Similarity Methodology

For documentation on older releases of Watchman (v0.31.x series), please visit the older docs website in our GitHub repository.

Overview

Moov Watchman implements a sophisticated multi-dimensional matching system designed to balance accuracy, performance, and usability for compliance professionals. This document explains the technical foundations of Watchman’s matching algorithms.

Core Matching Architecture

Watchman uses a hierarchical matching approach that evaluates entity similarity across multiple dimensions:

Priority	Component	Description
Highest	Critical Identifiers	Government IDs, passport numbers, registration codes
High	Name Matching	Sophisticated fuzzy matching of entity names
Medium	Supporting Information	Addresses, dates of birth, and contextual metadata
Low	Relationship Data	Connections to other entities, when available

Using Multiple Fields

Watchman is designed for searches to use multiple fields and downranks name only searches. In production usage there are many false positive matches when searching by a name or partial name.

Advanced Name Matching

Jaro-Winkler Algorithm

Watchman uses an enhanced version of the Jaro-Winkler string similarity algorithm:

sim_jw(s1, s2) = sim_j(s1, s2) + p * l * (1 - sim_j(s1, s2))

Where:

sim_j is the base Jaro similarity
p is the prefix scaling factor (default 0.1)
l is the length of the common prefix (up to 4 characters)

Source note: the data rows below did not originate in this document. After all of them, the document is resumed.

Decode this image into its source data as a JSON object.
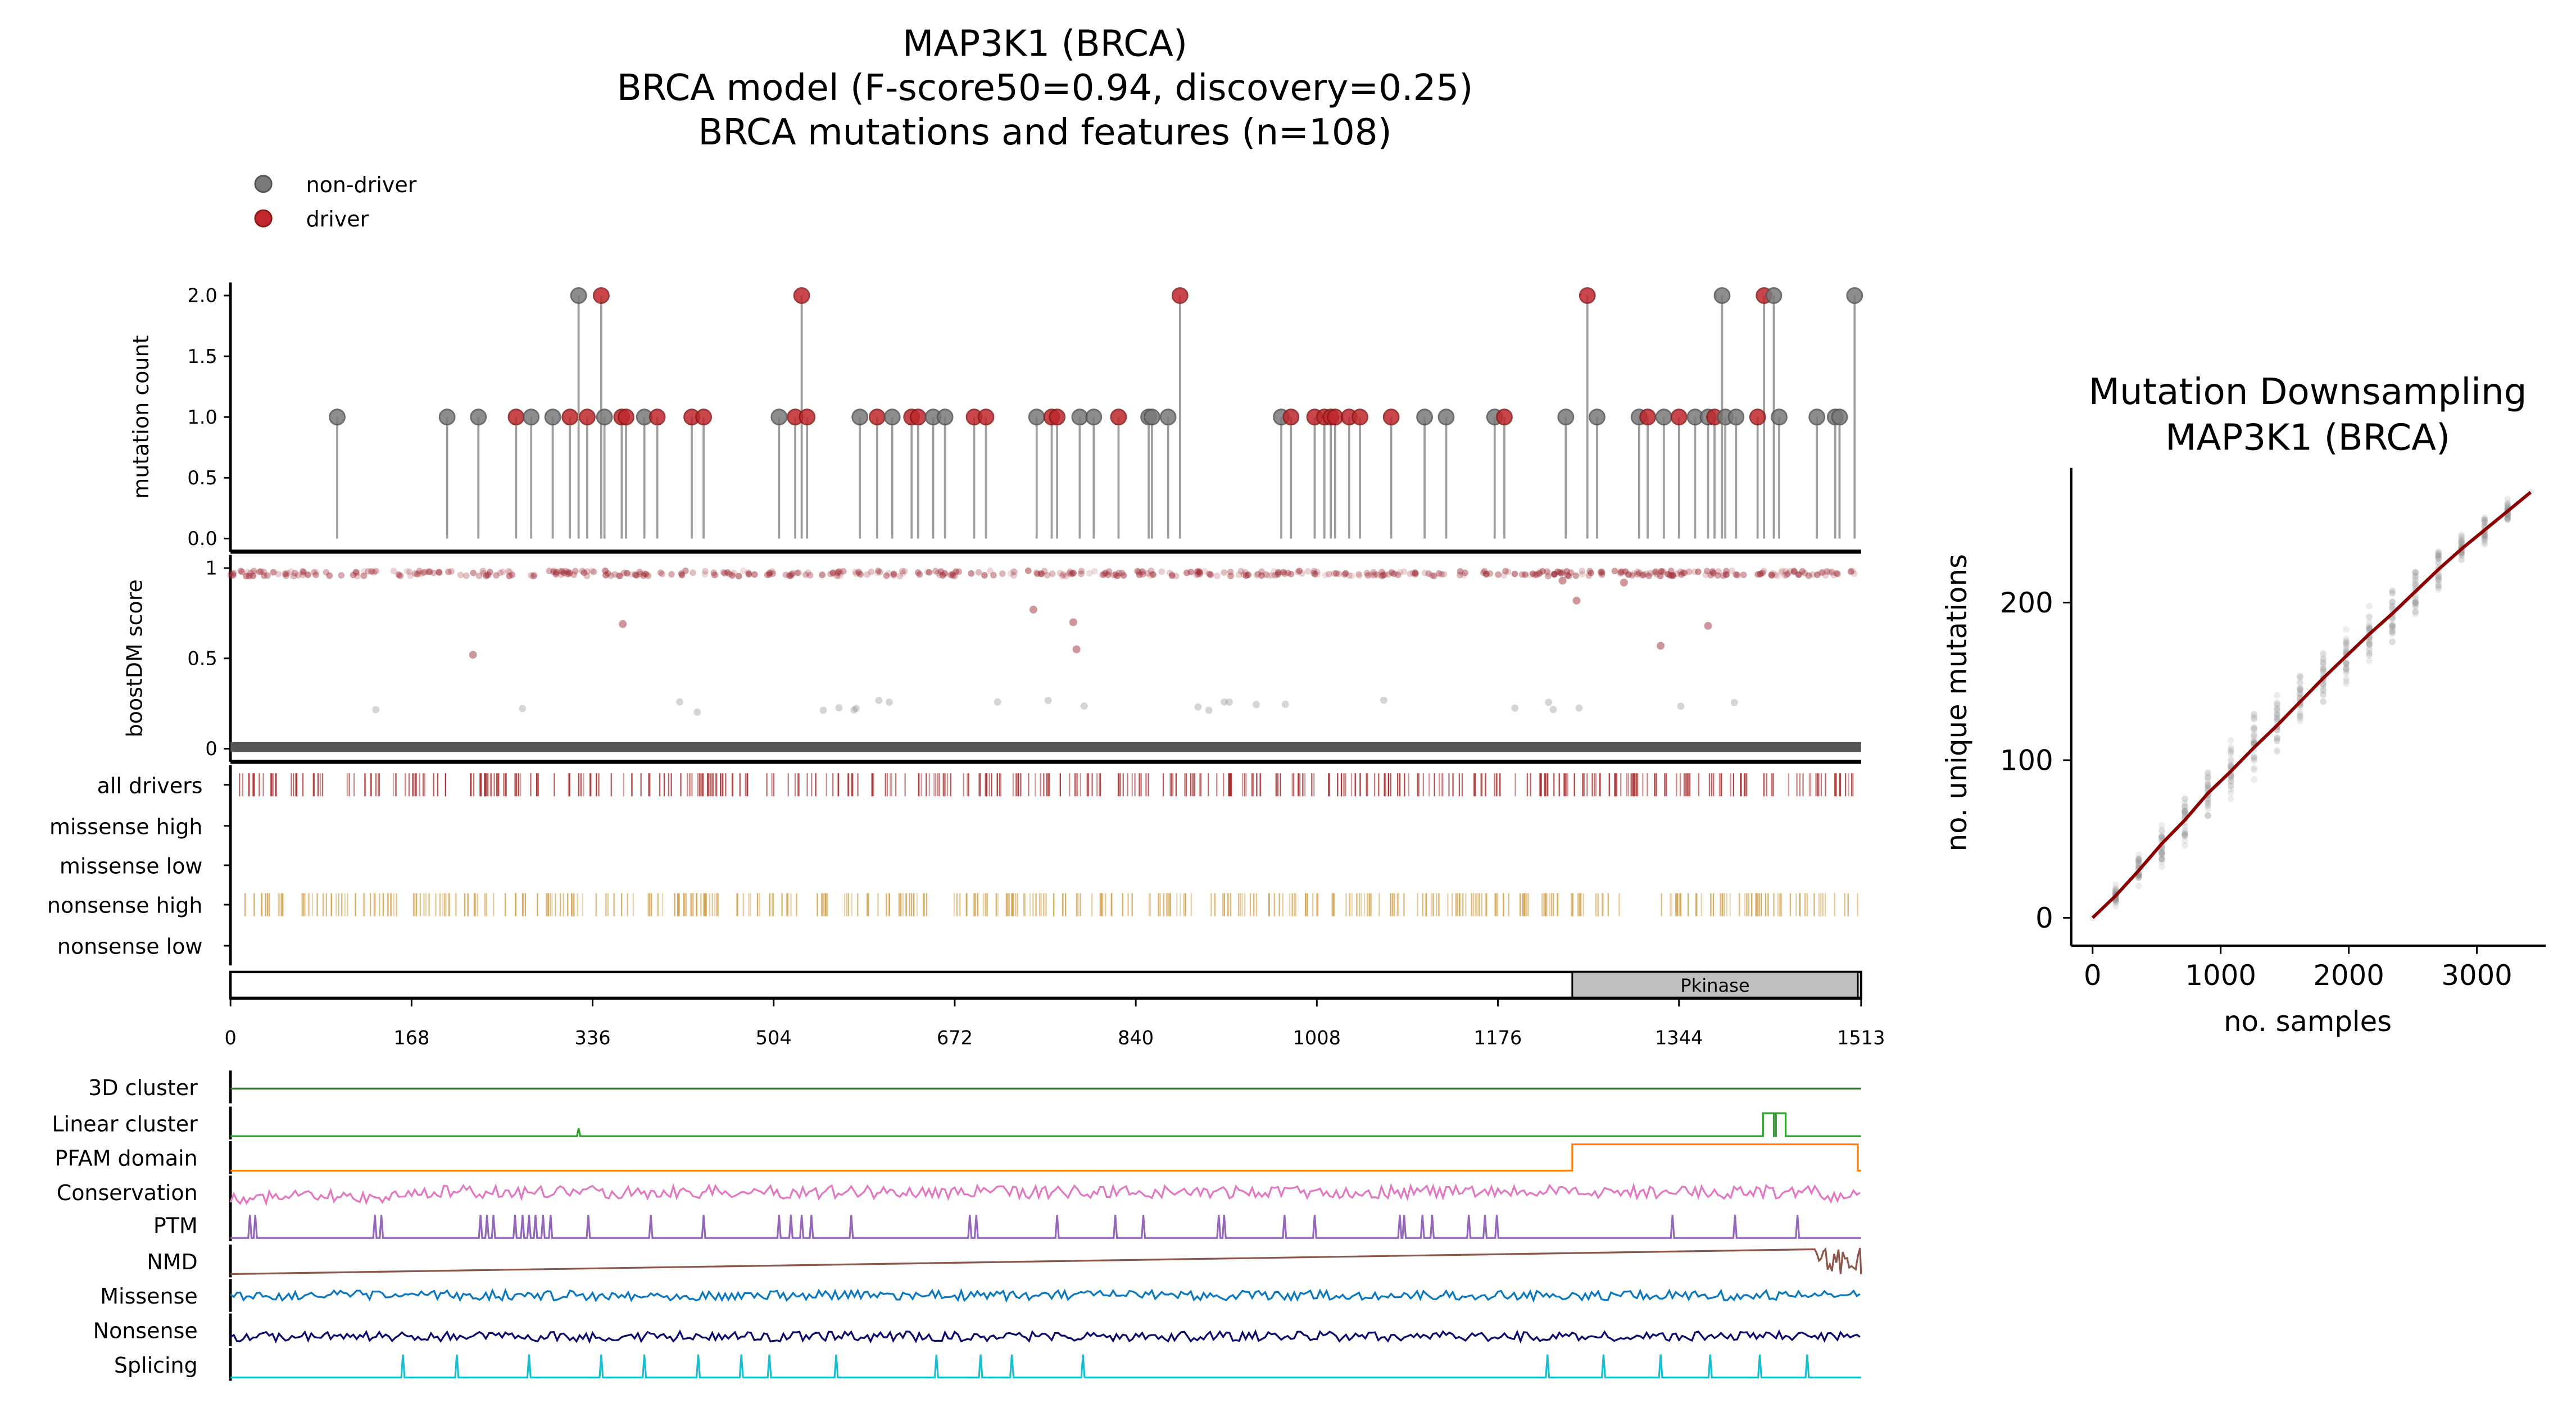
{
  "title": {
    "line1": "MAP3K1 (BRCA)",
    "line2": "BRCA model (F-score50=0.94, discovery=0.25)",
    "line3": "BRCA mutations and features (n=108)"
  },
  "legend": {
    "non_driver": "non-driver",
    "driver": "driver"
  },
  "colors": {
    "non_driver": "#7a7a7a",
    "driver": "#c0282d",
    "driver_bar": "#a52a2a",
    "nonsense_bar": "#d2a04a",
    "fit_line": "#8b0000",
    "domain_fill": "#c0c0c0"
  },
  "chart_data": [
    {
      "type": "lollipop",
      "ylabel": "mutation count",
      "ylim": [
        0,
        2.1
      ],
      "yticks": [
        "0.0",
        "0.5",
        "1.0",
        "1.5",
        "2.0"
      ],
      "xlim": [
        0,
        1513
      ],
      "mutations": [
        [
          99,
          1,
          0
        ],
        [
          201,
          1,
          0
        ],
        [
          230,
          1,
          0
        ],
        [
          265,
          1,
          1
        ],
        [
          279,
          1,
          0
        ],
        [
          299,
          1,
          0
        ],
        [
          315,
          1,
          1
        ],
        [
          323,
          2,
          0
        ],
        [
          331,
          1,
          1
        ],
        [
          344,
          2,
          1
        ],
        [
          347,
          1,
          0
        ],
        [
          363,
          1,
          1
        ],
        [
          367,
          1,
          1
        ],
        [
          384,
          1,
          0
        ],
        [
          396,
          1,
          1
        ],
        [
          428,
          1,
          1
        ],
        [
          439,
          1,
          1
        ],
        [
          509,
          1,
          0
        ],
        [
          524,
          1,
          1
        ],
        [
          530,
          2,
          1
        ],
        [
          535,
          1,
          1
        ],
        [
          584,
          1,
          0
        ],
        [
          600,
          1,
          1
        ],
        [
          614,
          1,
          0
        ],
        [
          632,
          1,
          1
        ],
        [
          638,
          1,
          1
        ],
        [
          652,
          1,
          0
        ],
        [
          663,
          1,
          0
        ],
        [
          690,
          1,
          1
        ],
        [
          701,
          1,
          1
        ],
        [
          748,
          1,
          0
        ],
        [
          762,
          1,
          1
        ],
        [
          767,
          1,
          1
        ],
        [
          788,
          1,
          0
        ],
        [
          801,
          1,
          0
        ],
        [
          824,
          1,
          1
        ],
        [
          852,
          1,
          0
        ],
        [
          855,
          1,
          0
        ],
        [
          870,
          1,
          0
        ],
        [
          881,
          2,
          1
        ],
        [
          975,
          1,
          0
        ],
        [
          984,
          1,
          1
        ],
        [
          1006,
          1,
          1
        ],
        [
          1015,
          1,
          1
        ],
        [
          1021,
          1,
          1
        ],
        [
          1025,
          1,
          1
        ],
        [
          1038,
          1,
          1
        ],
        [
          1048,
          1,
          1
        ],
        [
          1077,
          1,
          1
        ],
        [
          1108,
          1,
          0
        ],
        [
          1128,
          1,
          0
        ],
        [
          1173,
          1,
          0
        ],
        [
          1182,
          1,
          1
        ],
        [
          1239,
          1,
          0
        ],
        [
          1259,
          2,
          1
        ],
        [
          1268,
          1,
          0
        ],
        [
          1307,
          1,
          0
        ],
        [
          1315,
          1,
          1
        ],
        [
          1330,
          1,
          0
        ],
        [
          1344,
          1,
          1
        ],
        [
          1359,
          1,
          0
        ],
        [
          1371,
          1,
          0
        ],
        [
          1377,
          1,
          1
        ],
        [
          1384,
          2,
          0
        ],
        [
          1387,
          1,
          0
        ],
        [
          1397,
          1,
          0
        ],
        [
          1417,
          1,
          1
        ],
        [
          1423,
          2,
          1
        ],
        [
          1432,
          2,
          0
        ],
        [
          1437,
          1,
          0
        ],
        [
          1472,
          1,
          0
        ],
        [
          1489,
          1,
          0
        ],
        [
          1493,
          1,
          0
        ],
        [
          1507,
          2,
          0
        ]
      ],
      "mutation_fields": [
        "position",
        "count",
        "is_driver"
      ]
    },
    {
      "type": "scatter",
      "ylabel": "boostDM score",
      "yticks": [
        "0",
        "0.5",
        "1"
      ],
      "ylim": [
        0,
        1
      ],
      "notable_points": [
        [
          225,
          0.52
        ],
        [
          364,
          0.69
        ],
        [
          745,
          0.77
        ],
        [
          782,
          0.7
        ],
        [
          785,
          0.55
        ],
        [
          1249,
          0.82
        ],
        [
          1327,
          0.57
        ],
        [
          1371,
          0.68
        ],
        [
          1236,
          0.93
        ],
        [
          1293,
          0.92
        ]
      ]
    },
    {
      "type": "track_ticks",
      "rows": [
        "all drivers",
        "missense high",
        "missense low",
        "nonsense high",
        "nonsense low"
      ]
    },
    {
      "type": "domain_bar",
      "domains": [
        {
          "name": "Pkinase",
          "start": 1245,
          "end": 1510
        }
      ],
      "xticks": [
        "0",
        "168",
        "336",
        "504",
        "672",
        "840",
        "1008",
        "1176",
        "1344",
        "1513"
      ]
    },
    {
      "type": "line",
      "tracks": [
        {
          "label": "3D cluster",
          "color": "#2e6b2e"
        },
        {
          "label": "Linear cluster",
          "color": "#2ca02c",
          "spikes": [
            [
              323,
              0.3
            ]
          ],
          "boxes": [
            [
              1422,
              1432
            ],
            [
              1434,
              1443
            ]
          ]
        },
        {
          "label": "PFAM domain",
          "color": "#ff7f0e",
          "boxes": [
            [
              1245,
              1510
            ]
          ]
        },
        {
          "label": "Conservation",
          "color": "#e377c2"
        },
        {
          "label": "PTM",
          "color": "#9467bd",
          "spikes": [
            18,
            23,
            134,
            140,
            232,
            238,
            244,
            264,
            271,
            277,
            283,
            290,
            297,
            332,
            390,
            439,
            509,
            520,
            530,
            539,
            576,
            686,
            692,
            767,
            821,
            847,
            917,
            922,
            978,
            1006,
            1085,
            1089,
            1106,
            1115,
            1149,
            1164,
            1175,
            1338,
            1396,
            1454
          ]
        },
        {
          "label": "NMD",
          "color": "#8c564b",
          "noisy_range": [
            1470,
            1513
          ]
        },
        {
          "label": "Missense",
          "color": "#0a78c0"
        },
        {
          "label": "Nonsense",
          "color": "#0b0b6e"
        },
        {
          "label": "Splicing",
          "color": "#17becf",
          "spikes": [
            160,
            210,
            277,
            344,
            384,
            434,
            474,
            500,
            562,
            655,
            696,
            725,
            791,
            1222,
            1274,
            1327,
            1373,
            1419,
            1463
          ]
        }
      ]
    },
    {
      "type": "scatter",
      "title": [
        "Mutation Downsampling",
        "MAP3K1 (BRCA)"
      ],
      "xlabel": "no. samples",
      "ylabel": "no. unique mutations",
      "xticks": [
        "0",
        "1000",
        "2000",
        "3000"
      ],
      "yticks": [
        "0",
        "100",
        "200"
      ],
      "xlim": [
        -180,
        3600
      ],
      "ylim": [
        -15,
        285
      ],
      "fit_line": {
        "x": [
          0,
          180,
          360,
          540,
          720,
          900,
          1080,
          1260,
          1440,
          1620,
          1800,
          1980,
          2160,
          2340,
          2520,
          2700,
          2880,
          3060,
          3240,
          3420
        ],
        "y": [
          0,
          14,
          30,
          47,
          62,
          79,
          93,
          108,
          122,
          137,
          152,
          166,
          180,
          193,
          207,
          221,
          234,
          246,
          258,
          270
        ]
      },
      "spread": [
        0,
        8,
        12,
        15,
        18,
        20,
        22,
        24,
        22,
        20,
        22,
        22,
        22,
        20,
        18,
        16,
        14,
        12,
        10,
        0
      ]
    }
  ]
}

Watchman’s implementation includes:

Token-based Comparison
- Names are tokenized and compared word-by-word
- Example: “John Michael Smith” → [“john”, “michael”, “smith”]
Positional Weighting
- Tokens in similar positions receive higher match scores
- Handles name order variations more effectively
Length Normalization
- Shorter token comparisons are weighted differently than longer ones
- Prevents bias towards long or short names
First-Letter Penalty
- Different first letters receive an additional penalty
- Based on research showing first letters are rarely mistranscribed

Phonetic Matching

For handling spelling variations, especially in transliterated names, Watchman includes:

Modified Soundex
- Groups phonetically similar characters
- Example: “Smith” and “Smyth” have identical phonetic codes
First Character Analysis
- Names with different first-character phonetic classes are less likely to match
- Improves performance by eliminating obvious non-matches early

Entity-Type Specific Matching

Watchman applies specialized matching logic based on entity type:

Person Matching

ID Verification: Exact matches on government IDs
Name Components: First, middle, last name specifics
Date Verification: Birth date comparison when available
Title Comparison: Professional roles and titles

Business Matching

Registration Numbers: Tax and business identifiers
Name Normalization: Special handling of business entity types
Abbreviation Handling: Common business abbreviations (Inc → Incorporated)

Vessel/Aircraft Matching

Specialized Identifiers: IMO numbers, call signs, registration codes
Flag/Registry Confirmation: Jurisdictional information
Technical Details: Tonnage, model, etc.

Scoring System

The final match score is calculated through:

Weighted Component Aggregation
- Each component’s score is multiplied by its importance weight
- Formula: final_score = Σ(component_score * component_weight) / Σ(component_weight)
Critical Field Multipliers
- Required fields receive extra weight
- Exact matches on certain fields can override fuzzy matching
Coverage Analysis
- Penalties applied when query doesn’t cover enough entity fields
- Prevents high scores from partial data
Perfect Match Boosting
- High-quality matches that meet specific thresholds receive a boost
- Configurable via EXACT_MATCH_FAVORITISM environment variable

Threshold Configuration

Watchman allows customizing match thresholds for different risk tolerances:

Threshold	Default Value	Use Case
High Confidence	0.95+	Automatic blocking/alerts
Medium Confidence	0.85-0.94	Manual review queue
Low Confidence	0.70-0.84	Enhanced due diligence

Performance Optimizations

Watchman includes several performance enhancements:

Early Termination
- Once a high-confidence match is found, detailed scoring may be skipped
- Reduces processing time for obvious matches
Phonetic Pre-filtering
- Initial filtering based on phonetic codes
- Narrows candidate pool before expensive comparison
Caching
- Frequently searched entities are cached
- Improves performance for common searches
Parallel Processing
- Multi-threaded search for large entity sets
- Scales with available CPU cores

Benefits for Compliance Teams

Watchman’s sophisticated matching provides several key advantages:

Reduced False Positives
- Multi-dimensional scoring reduces irrelevant matches
- Context-aware matching prioritizes meaningful similarities
Improved Match Confidence
- Detailed scoring provides better justification for match decisions
- More information for analysts making review decisions
Comprehensive Audit Trail
- Score components show exactly why matches occurred
- Helps demonstrate compliance program effectiveness
Risk-Based Approach
- Configurable thresholds align with organizational risk tolerance
- Different rules can be applied to different entity types or programs

Validation Methodology

Watchman’s matching algorithms are validated through:

Test Suite Verification
- Comprehensive test cases covering edge cases
- Regression testing on algorithm changes
Known Entity Testing
- Verification against known sanctions entities and aliases
- Spelling variation handling
False Positive Analysis
- Regular review of common false positives
- Algorithm tuning to reduce unnecessary matches